Evan lève sa main diaphane vers ma mère. La chambre, malgré le soleil, s'est assombri comme en pleine nuit. Ses hurlements s'intensifient lorsque de nouvelles lacérations se forment sur sa chair, gravant à fleur de peau les lignes maudites d'un pentagramme sur son buste. Sa robe s'imbibe de matière rouge, pervertissant le blanc pur du tissu. Des coupures apparaissent sous ses yeux, libérant un fleuve qui me poignarde le cœur. Sur le mur, Jésus sur sa croix frissonne avant de tomber au sol. Ma vue masquée par les pleurs, je ne peux pas les laisser faire ça ! D'un bond hors du lit, je m'écrie :
— Evan, arrête ! Je t'ordonne d'arrêter !
L'adolescent tourne la tête vers moi ; ses gouffres noirs me transpercent, me jugeant avec dédain. Sa main frémit, se referme et en un clin d'œil, il disparaît dans un nuage noir avant de réapparaître à quelques centimètres de mon visage. La brise glaciale s'échappant de lui me fait frissonner et presque flancher. Il me dépasse de quelques bons centimètres et malgré sa jeunesse, je me sens ridicule à côté.
— Tu seras ta propre épée, Sephora. Rien, ni personne ne pourra se mettre en travers de ton chemin. Bientôt, tu sombreras.
Sans un mot de plus, il s'en va, emportant ses sbires dans son sillage.
La lumière revient, comme si rien n'avait bougé. L'eau coule sur mes joues, alors que ma mère est terrée dans un coin, en sang et s'arrachant les cheveux. Les paroles d'Evan font écho en moi. Elles brisent mon calme, ma retenue et la dernière petite miette d'humanité stagnant dans mon âme. Je... Je ne peux plus rester ici.

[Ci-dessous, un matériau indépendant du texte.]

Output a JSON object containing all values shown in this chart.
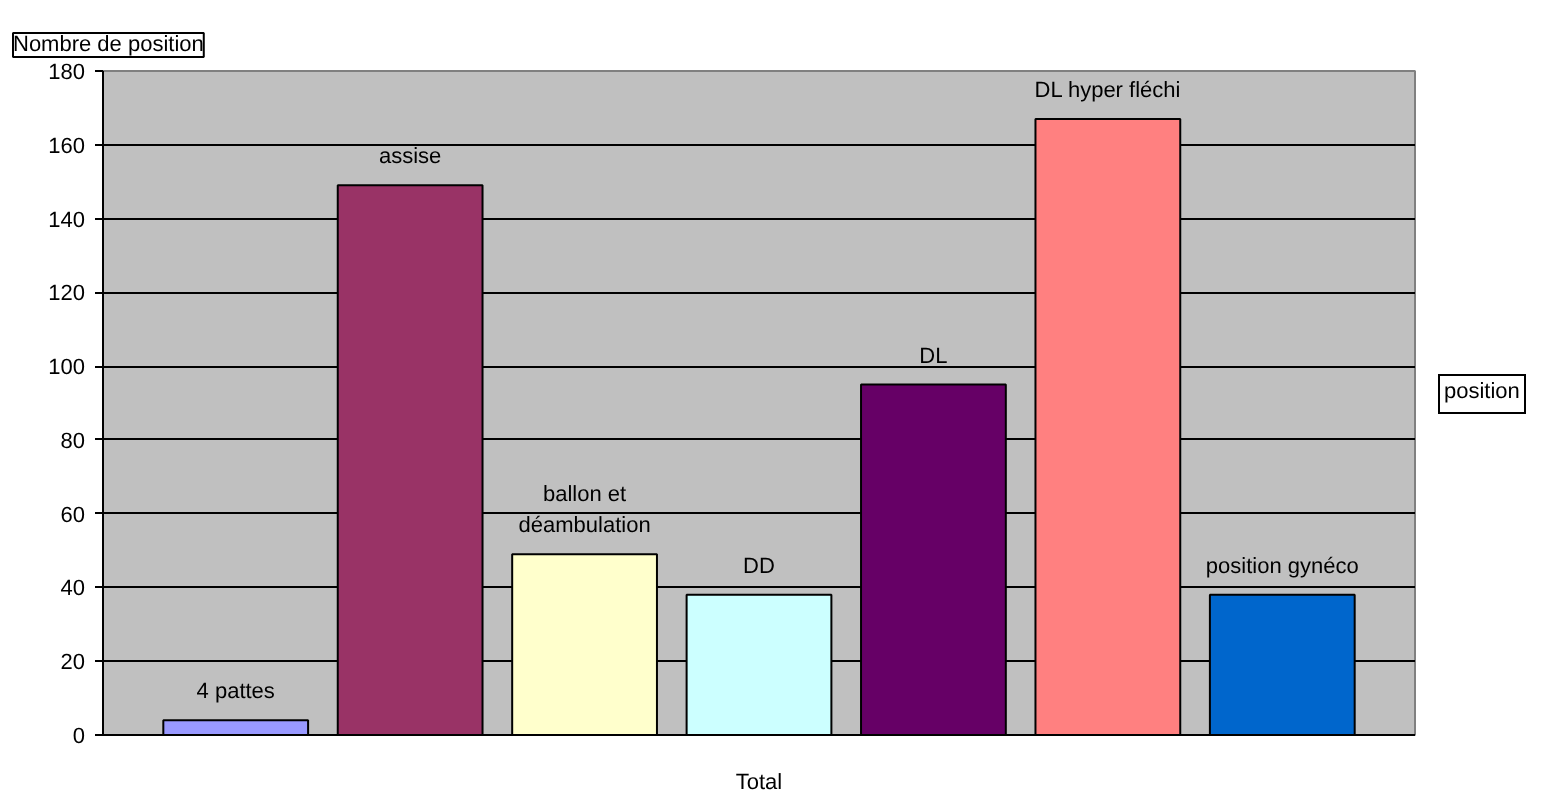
{
  "chart_data": {
    "type": "bar",
    "ylabel": "Nombre de position",
    "xlabel": null,
    "legend_title": "position",
    "categories": [
      "Total"
    ],
    "series": [
      {
        "name": "4 pattes",
        "color": "#9999ff",
        "values": [
          4
        ]
      },
      {
        "name": "assise",
        "color": "#993366",
        "values": [
          149
        ]
      },
      {
        "name": "ballon et déambulation",
        "color": "#ffffcc",
        "values": [
          49
        ]
      },
      {
        "name": "DD",
        "color": "#ccffff",
        "values": [
          38
        ]
      },
      {
        "name": "DL",
        "color": "#660066",
        "values": [
          95
        ]
      },
      {
        "name": "DL hyper fléchi",
        "color": "#ff8080",
        "values": [
          167
        ]
      },
      {
        "name": "position gynéco",
        "color": "#0066cc",
        "values": [
          38
        ]
      }
    ],
    "ylim": [
      0,
      180
    ],
    "yticks": [
      0,
      20,
      40,
      60,
      80,
      100,
      120,
      140,
      160,
      180
    ],
    "grid": "y",
    "legend": false
  }
}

Abandonnant ma mère sans me retourner, je quitte les lieux en bousculant Lehb s'apprêtant à ouvrir la porte probablement pour s'enquérir des cris survenus. Il est accompagné d'infirmiers qui entrent immédiatement dans la chambre. Je cours, cours, cours, ignorant où je vais. J'entends les talons de Lehb derrière moi. Il m'appelle, essaye de m'arrêter, mais il est trop tard...
La peur et le désespoir guident mes pas. Evan l'a dit... Je serais ma propre épée dans ma fin et plus personne ne pourra m'aider. Si je veux éviter ça, je dois trouver le bouclier qui parera cette épée maudite.